I argue that he already completed the quest. He had the kids and a bag of berries and the teleport countdown had started, which means the System had acknowledged quest completion. And even if he shows up without berries, Joe never wanted the berries in the first place, so who gives a rip. Maybe he just doesn't get full pay for that trip?

DANTE

nope, juat poor english, I basically leg it and hope its right, it seems this time i was particularly unluky XD

Obran

I keep wonder if, considering now he has that little bit of wizard string, is he now enough of a wizard to summon Avowed too?

Bryan Thew

shrug... With upcoming shenanigans with the system reintegrating I would try to have all my bases covered.

Jasus

Even under the Artonan wizards only the elite are allowed to summon Avowed, so no.

The Ox

Summoning Avowed seems to be less of an actual spell vs a priviledge of System access. Joe had a lot of his permissions to summon taken away from him, despite being a powerful Wizard. The chances they'd ever give a Human Avowed Wizard-class permissions to use the System seem vanishingly small.

Gail

its gunna be hiliarious when Alden gets back to society, speaking near-fluent artonan but still having a couple weeks practice with the system at best.

Obran

It seems to me that showing up at a party dressed as a Ryeh-b’t wizard may have been more foreshadowing than anything else.

Obran

I have to admit, as interesting and important as this diversion has been, I can’t wait for him to get back to Chicago

Aezy Ken

He's said he's gonna keep his Artonan fluency a secret for tactical advantages.

kaalveiten

WRT more lore that's non-story, I'd be really interested to hear the history of earth since the Artonans/Avowed arrived.

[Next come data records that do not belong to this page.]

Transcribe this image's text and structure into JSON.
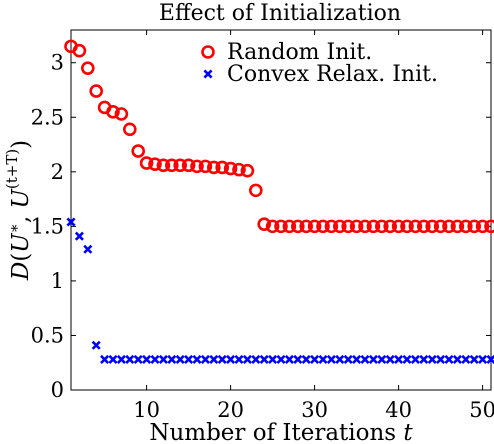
{
  "chart_data": {
    "type": "scatter",
    "title": "Effect of Initialization",
    "xlabel": "Number of Iterations t",
    "ylabel": "D(U*, U(t+T))",
    "xlim": [
      1,
      51
    ],
    "ylim": [
      0,
      3.3
    ],
    "xticks": [
      10,
      20,
      30,
      40,
      50
    ],
    "yticks": [
      0,
      0.5,
      1,
      1.5,
      2,
      2.5,
      3
    ],
    "ytick_labels": [
      "0",
      "0.5",
      "1",
      "1.5",
      "2",
      "2.5",
      "3"
    ],
    "grid": false,
    "legend_position": "top-right",
    "series": [
      {
        "name": "Random Init.",
        "marker": "circle",
        "color": "#ff0000",
        "x": [
          1,
          2,
          3,
          4,
          5,
          6,
          7,
          8,
          9,
          10,
          11,
          12,
          13,
          14,
          15,
          16,
          17,
          18,
          19,
          20,
          21,
          22,
          23,
          24,
          25,
          26,
          27,
          28,
          29,
          30,
          31,
          32,
          33,
          34,
          35,
          36,
          37,
          38,
          39,
          40,
          41,
          42,
          43,
          44,
          45,
          46,
          47,
          48,
          49,
          50,
          51
        ],
        "y": [
          3.15,
          3.11,
          2.95,
          2.74,
          2.59,
          2.55,
          2.53,
          2.39,
          2.19,
          2.08,
          2.07,
          2.06,
          2.06,
          2.06,
          2.06,
          2.05,
          2.05,
          2.04,
          2.04,
          2.03,
          2.02,
          2.01,
          1.83,
          1.52,
          1.5,
          1.5,
          1.5,
          1.5,
          1.5,
          1.5,
          1.5,
          1.5,
          1.5,
          1.5,
          1.5,
          1.5,
          1.5,
          1.5,
          1.5,
          1.5,
          1.5,
          1.5,
          1.5,
          1.5,
          1.5,
          1.5,
          1.5,
          1.5,
          1.5,
          1.5,
          1.5
        ]
      },
      {
        "name": "Convex Relax. Init.",
        "marker": "x",
        "color": "#0000ff",
        "x": [
          1,
          2,
          3,
          4,
          5,
          6,
          7,
          8,
          9,
          10,
          11,
          12,
          13,
          14,
          15,
          16,
          17,
          18,
          19,
          20,
          21,
          22,
          23,
          24,
          25,
          26,
          27,
          28,
          29,
          30,
          31,
          32,
          33,
          34,
          35,
          36,
          37,
          38,
          39,
          40,
          41,
          42,
          43,
          44,
          45,
          46,
          47,
          48,
          49,
          50,
          51
        ],
        "y": [
          1.54,
          1.41,
          1.29,
          0.41,
          0.28,
          0.28,
          0.28,
          0.28,
          0.28,
          0.28,
          0.28,
          0.28,
          0.28,
          0.28,
          0.28,
          0.28,
          0.28,
          0.28,
          0.28,
          0.28,
          0.28,
          0.28,
          0.28,
          0.28,
          0.28,
          0.28,
          0.28,
          0.28,
          0.28,
          0.28,
          0.28,
          0.28,
          0.28,
          0.28,
          0.28,
          0.28,
          0.28,
          0.28,
          0.28,
          0.28,
          0.28,
          0.28,
          0.28,
          0.28,
          0.28,
          0.28,
          0.28,
          0.28,
          0.28,
          0.28,
          0.28
        ]
      }
    ]
  }
}
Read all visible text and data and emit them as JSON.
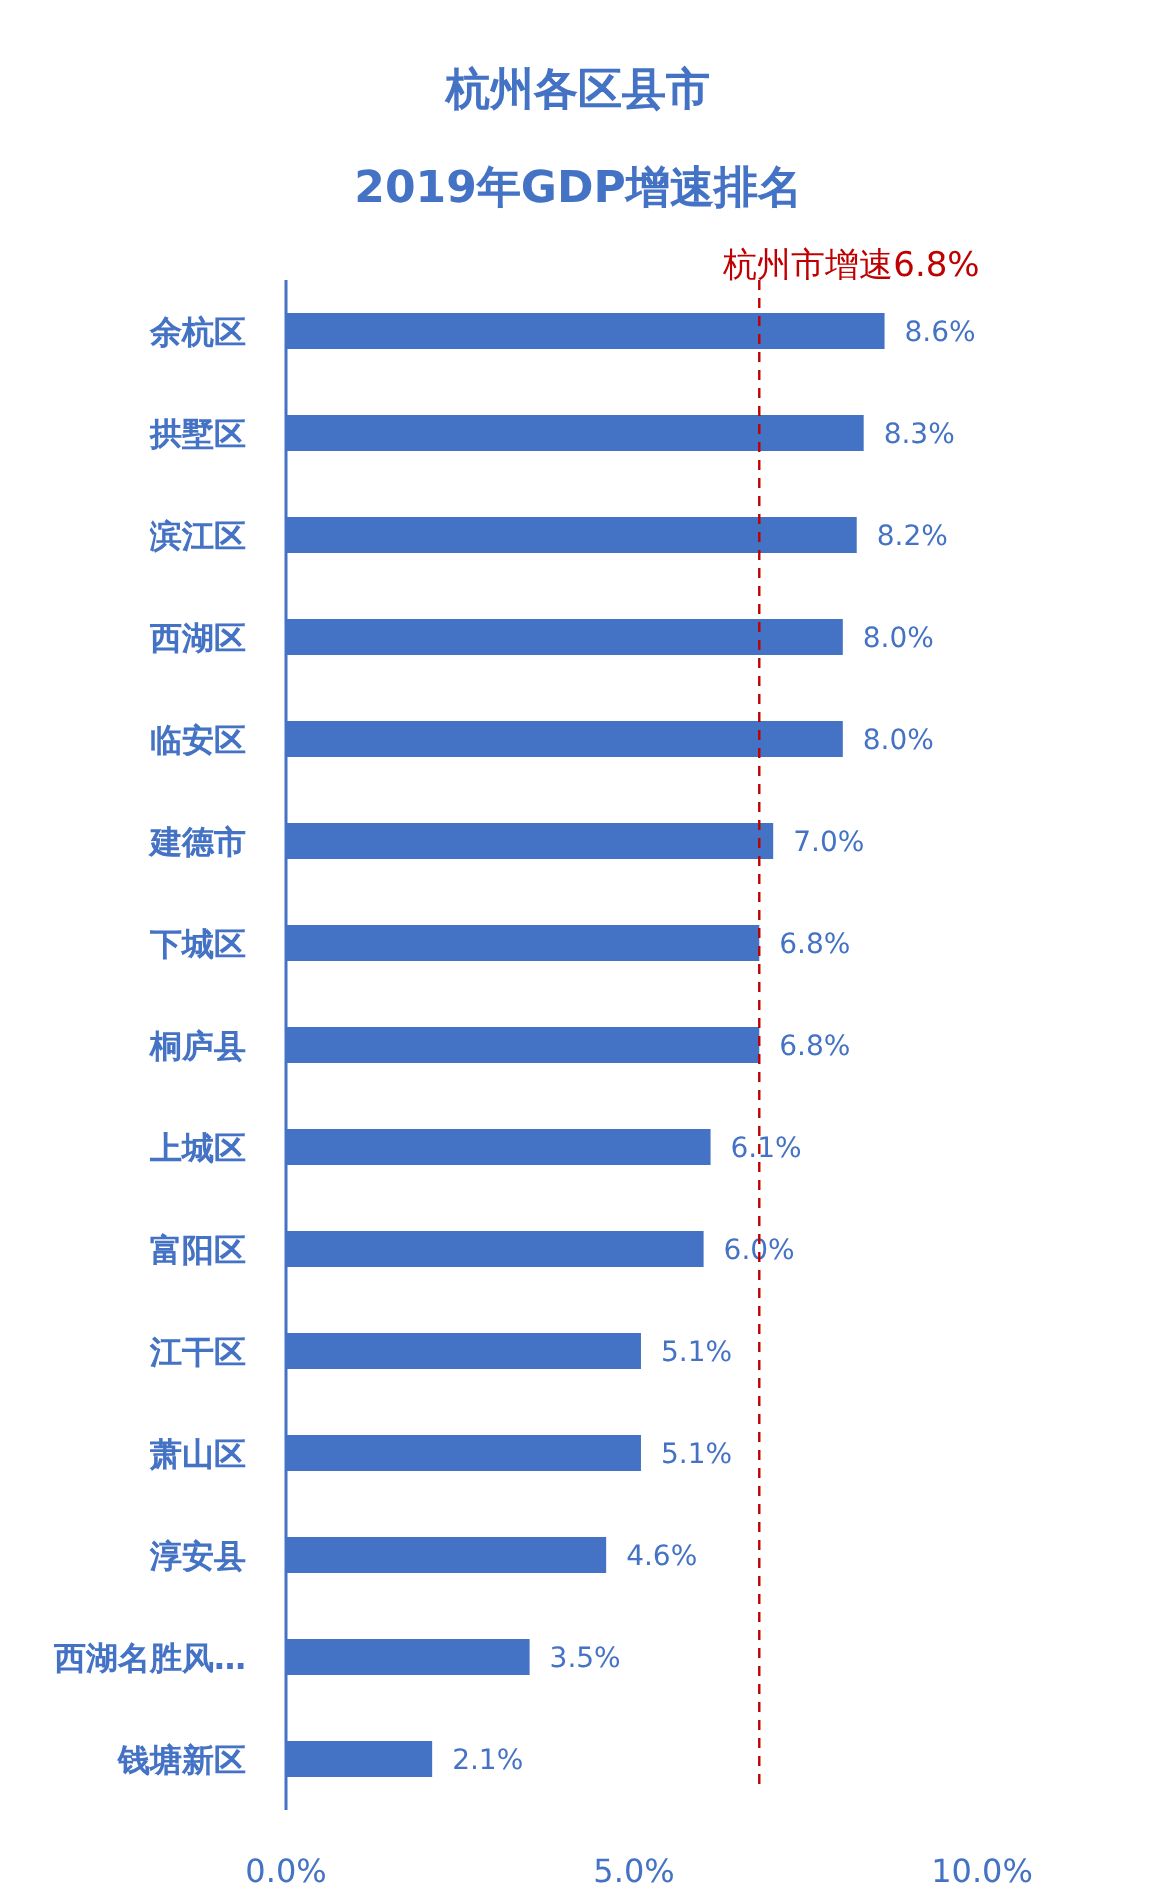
{
  "chart_data": {
    "type": "bar",
    "orientation": "horizontal",
    "title": "杭州各区县市",
    "subtitle": "2019年GDP增速排名",
    "categories": [
      "余杭区",
      "拱墅区",
      "滨江区",
      "西湖区",
      "临安区",
      "建德市",
      "下城区",
      "桐庐县",
      "上城区",
      "富阳区",
      "江干区",
      "萧山区",
      "淳安县",
      "西湖名胜风…",
      "钱塘新区"
    ],
    "values": [
      8.6,
      8.3,
      8.2,
      8.0,
      8.0,
      7.0,
      6.8,
      6.8,
      6.1,
      6.0,
      5.1,
      5.1,
      4.6,
      3.5,
      2.1
    ],
    "value_labels": [
      "8.6%",
      "8.3%",
      "8.2%",
      "8.0%",
      "8.0%",
      "7.0%",
      "6.8%",
      "6.8%",
      "6.1%",
      "6.0%",
      "5.1%",
      "5.1%",
      "4.6%",
      "3.5%",
      "2.1%"
    ],
    "color": "#4472c4",
    "xlim": [
      0,
      10
    ],
    "xticks": [
      {
        "value": 0,
        "label": "0.0%"
      },
      {
        "value": 5,
        "label": "5.0%"
      },
      {
        "value": 10,
        "label": "10.0%"
      }
    ],
    "ref_lines": [
      {
        "axis": "x",
        "value": 6.8,
        "label": "杭州市增速6.8%",
        "color": "#c00000",
        "line_style": "dashed"
      }
    ],
    "grid": false
  }
}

How did the Cold War end? DID it end? Any Avowed dictators around anymore? Famous supervillains and supervillain events? I imagine most of this will be covered at super school but I'm really curious about the history overall and how Avowed have influenced it.

The Ox

Yes, there is a lot of interesting alt-history that is worth learning. Especially why all Earth govts seem to support segregating the Avowed on Anesidora. Also, the rationale for building Anesidora on Point Nemo, which is literally the ass-crack of nowhere.

Anonymous

I'm getting worried that Kibby is going to die (narrative trope: the whole become the best for me thing gets amped up with death).